1 Sep 2012

ITunes coming to South Africa and the alternatives

Pockets of the South African cyber community were metaphorically punching the air with jubilation as it was announced that the local itunes store is poised to be launched within weeks.  If you want to watch US TV shows that have yet to be licensed to be screened here and a wider selection of apps, I can understand why you'd be delighted by the news but for music there's a multitude of alternatives.

Unless you are one of the committed Apple fanboys/girls whose devotion to the brand is unwavering that is.  You dare not criticise the company's practices or products in their presence.  You'd be much safer denying the holocaust in Tel Aviv.  I guess I'm just not comfortable handing my money over to a company that wants treats me like a thief and would only patronise those who sell MP3s that are DRM free, but each to their own.

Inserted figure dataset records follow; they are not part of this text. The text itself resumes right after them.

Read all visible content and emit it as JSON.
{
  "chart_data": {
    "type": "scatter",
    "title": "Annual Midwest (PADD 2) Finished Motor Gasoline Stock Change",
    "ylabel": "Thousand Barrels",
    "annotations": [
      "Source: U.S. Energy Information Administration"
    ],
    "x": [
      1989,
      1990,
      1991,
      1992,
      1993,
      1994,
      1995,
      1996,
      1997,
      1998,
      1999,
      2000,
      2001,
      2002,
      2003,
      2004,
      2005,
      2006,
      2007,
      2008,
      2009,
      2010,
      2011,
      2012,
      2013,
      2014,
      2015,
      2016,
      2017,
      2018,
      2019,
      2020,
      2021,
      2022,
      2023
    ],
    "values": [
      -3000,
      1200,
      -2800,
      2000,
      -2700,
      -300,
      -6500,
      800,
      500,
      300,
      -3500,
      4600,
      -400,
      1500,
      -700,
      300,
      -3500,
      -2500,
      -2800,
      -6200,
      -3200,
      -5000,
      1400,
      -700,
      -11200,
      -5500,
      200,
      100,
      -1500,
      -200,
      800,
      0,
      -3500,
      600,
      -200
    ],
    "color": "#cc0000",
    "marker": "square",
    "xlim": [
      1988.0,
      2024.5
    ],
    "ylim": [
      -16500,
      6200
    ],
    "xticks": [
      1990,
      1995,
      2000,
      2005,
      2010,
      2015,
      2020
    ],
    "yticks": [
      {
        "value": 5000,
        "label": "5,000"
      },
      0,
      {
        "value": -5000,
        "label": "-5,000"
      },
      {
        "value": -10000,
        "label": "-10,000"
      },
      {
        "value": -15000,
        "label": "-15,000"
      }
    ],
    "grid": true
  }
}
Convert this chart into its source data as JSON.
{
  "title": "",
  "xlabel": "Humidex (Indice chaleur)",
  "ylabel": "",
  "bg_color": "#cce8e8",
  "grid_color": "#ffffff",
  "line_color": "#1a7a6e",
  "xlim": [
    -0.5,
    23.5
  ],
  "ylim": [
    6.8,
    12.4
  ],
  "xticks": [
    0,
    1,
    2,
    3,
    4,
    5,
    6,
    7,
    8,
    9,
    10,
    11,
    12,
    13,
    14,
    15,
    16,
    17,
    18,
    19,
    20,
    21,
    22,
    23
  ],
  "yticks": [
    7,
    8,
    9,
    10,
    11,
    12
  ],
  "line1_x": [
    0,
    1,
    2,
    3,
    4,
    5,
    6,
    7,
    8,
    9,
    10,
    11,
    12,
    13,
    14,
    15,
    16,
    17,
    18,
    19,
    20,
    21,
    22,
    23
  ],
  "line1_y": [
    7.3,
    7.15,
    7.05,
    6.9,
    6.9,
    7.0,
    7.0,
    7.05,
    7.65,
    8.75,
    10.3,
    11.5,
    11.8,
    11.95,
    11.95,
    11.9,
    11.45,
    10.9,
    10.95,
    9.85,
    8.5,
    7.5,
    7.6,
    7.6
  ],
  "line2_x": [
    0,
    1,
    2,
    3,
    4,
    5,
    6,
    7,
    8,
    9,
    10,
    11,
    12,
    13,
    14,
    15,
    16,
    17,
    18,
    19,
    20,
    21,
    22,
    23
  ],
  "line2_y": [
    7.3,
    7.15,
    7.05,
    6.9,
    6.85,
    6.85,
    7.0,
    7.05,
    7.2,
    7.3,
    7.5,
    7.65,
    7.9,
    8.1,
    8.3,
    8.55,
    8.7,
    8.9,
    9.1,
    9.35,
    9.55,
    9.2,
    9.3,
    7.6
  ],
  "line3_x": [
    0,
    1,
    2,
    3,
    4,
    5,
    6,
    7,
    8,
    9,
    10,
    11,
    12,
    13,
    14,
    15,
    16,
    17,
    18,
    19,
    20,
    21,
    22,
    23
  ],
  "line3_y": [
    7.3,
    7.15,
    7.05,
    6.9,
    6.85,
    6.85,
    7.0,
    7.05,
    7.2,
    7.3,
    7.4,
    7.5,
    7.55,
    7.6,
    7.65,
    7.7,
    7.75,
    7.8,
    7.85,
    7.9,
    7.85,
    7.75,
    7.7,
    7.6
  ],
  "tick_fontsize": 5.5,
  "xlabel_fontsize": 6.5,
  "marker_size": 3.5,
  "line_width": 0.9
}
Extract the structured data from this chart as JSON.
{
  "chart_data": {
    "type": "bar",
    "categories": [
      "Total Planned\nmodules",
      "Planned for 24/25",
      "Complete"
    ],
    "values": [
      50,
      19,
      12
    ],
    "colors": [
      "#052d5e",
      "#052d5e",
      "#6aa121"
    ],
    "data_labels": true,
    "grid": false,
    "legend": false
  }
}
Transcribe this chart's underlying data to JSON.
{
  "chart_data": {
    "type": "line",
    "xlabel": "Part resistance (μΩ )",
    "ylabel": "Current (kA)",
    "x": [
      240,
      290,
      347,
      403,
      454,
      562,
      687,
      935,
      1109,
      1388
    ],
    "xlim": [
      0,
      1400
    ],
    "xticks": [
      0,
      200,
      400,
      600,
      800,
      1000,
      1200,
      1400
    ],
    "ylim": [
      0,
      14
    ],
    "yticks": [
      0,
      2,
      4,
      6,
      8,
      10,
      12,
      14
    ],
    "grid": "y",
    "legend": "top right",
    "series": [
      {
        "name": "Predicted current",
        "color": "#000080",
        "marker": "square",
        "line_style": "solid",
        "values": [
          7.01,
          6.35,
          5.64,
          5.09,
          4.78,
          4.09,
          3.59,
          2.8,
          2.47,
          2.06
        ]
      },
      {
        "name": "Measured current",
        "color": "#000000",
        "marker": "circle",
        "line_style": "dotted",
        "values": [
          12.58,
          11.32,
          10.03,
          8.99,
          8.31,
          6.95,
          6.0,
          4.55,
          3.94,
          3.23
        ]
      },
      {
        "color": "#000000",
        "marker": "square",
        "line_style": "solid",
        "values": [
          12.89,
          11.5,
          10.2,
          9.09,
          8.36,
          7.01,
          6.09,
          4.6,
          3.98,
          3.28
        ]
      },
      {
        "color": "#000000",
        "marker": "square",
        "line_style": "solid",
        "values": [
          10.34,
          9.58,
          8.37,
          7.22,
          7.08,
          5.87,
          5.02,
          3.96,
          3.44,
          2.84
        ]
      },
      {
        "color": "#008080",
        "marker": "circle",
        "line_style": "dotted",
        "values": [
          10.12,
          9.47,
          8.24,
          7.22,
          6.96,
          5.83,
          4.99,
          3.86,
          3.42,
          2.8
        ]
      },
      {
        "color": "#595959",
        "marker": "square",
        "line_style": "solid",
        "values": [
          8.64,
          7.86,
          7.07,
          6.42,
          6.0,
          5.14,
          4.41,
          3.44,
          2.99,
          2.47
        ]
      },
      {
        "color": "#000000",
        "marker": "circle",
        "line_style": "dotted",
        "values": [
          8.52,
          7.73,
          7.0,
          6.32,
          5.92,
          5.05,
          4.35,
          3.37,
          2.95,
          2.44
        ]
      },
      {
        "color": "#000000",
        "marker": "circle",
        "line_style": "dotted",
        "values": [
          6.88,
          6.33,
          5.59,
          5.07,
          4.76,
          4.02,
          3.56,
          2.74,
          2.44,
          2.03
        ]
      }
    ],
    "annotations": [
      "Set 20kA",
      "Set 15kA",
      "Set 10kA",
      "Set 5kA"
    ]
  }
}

If you can't wait to posthumously fill Steve Jobs' pockets with your money, there are instructions on this website on how to set up a US itunes account.  If not, here a few websites that will sell you DRM free MP3s and accept your debit/credit card no matter where it was issued:

  • Simfy Africa - Launched this week, it's a good place to explore and stream music.  Althought it's not strictly a downloading to keep service, you can use it to listen to music while you decide if you want to buy.
  • Soundcloud - Also known as twitter for sound, it houses a lot of music and podcasts and artists even post links to where you can download their music. 
  • ex.fm - It pulls music and podcasts from anywhere on the web. Some downloadable.
  • Doubletwist - Not only does it mimic itunes, it's also useful for syncing sounds from itunes to any non Apple device.
That should be enough to keep you busy for now.  I'll update this list as and when I find more products.  The web should be open and people should have a freedom of choice as to which products they use and how they use them and should not be tied to one company.

UPDATE 04/09/2012:  According to this cnet piece, performers get paid under 1cent (US) whenever one of their tunes gets played by one of the popular streaming service.  So nothing has changed there then, record companies continue to rob the artists blind.  If you really want to support your favourite band so that they can make more music, it looks like you'll have to go and see them play live.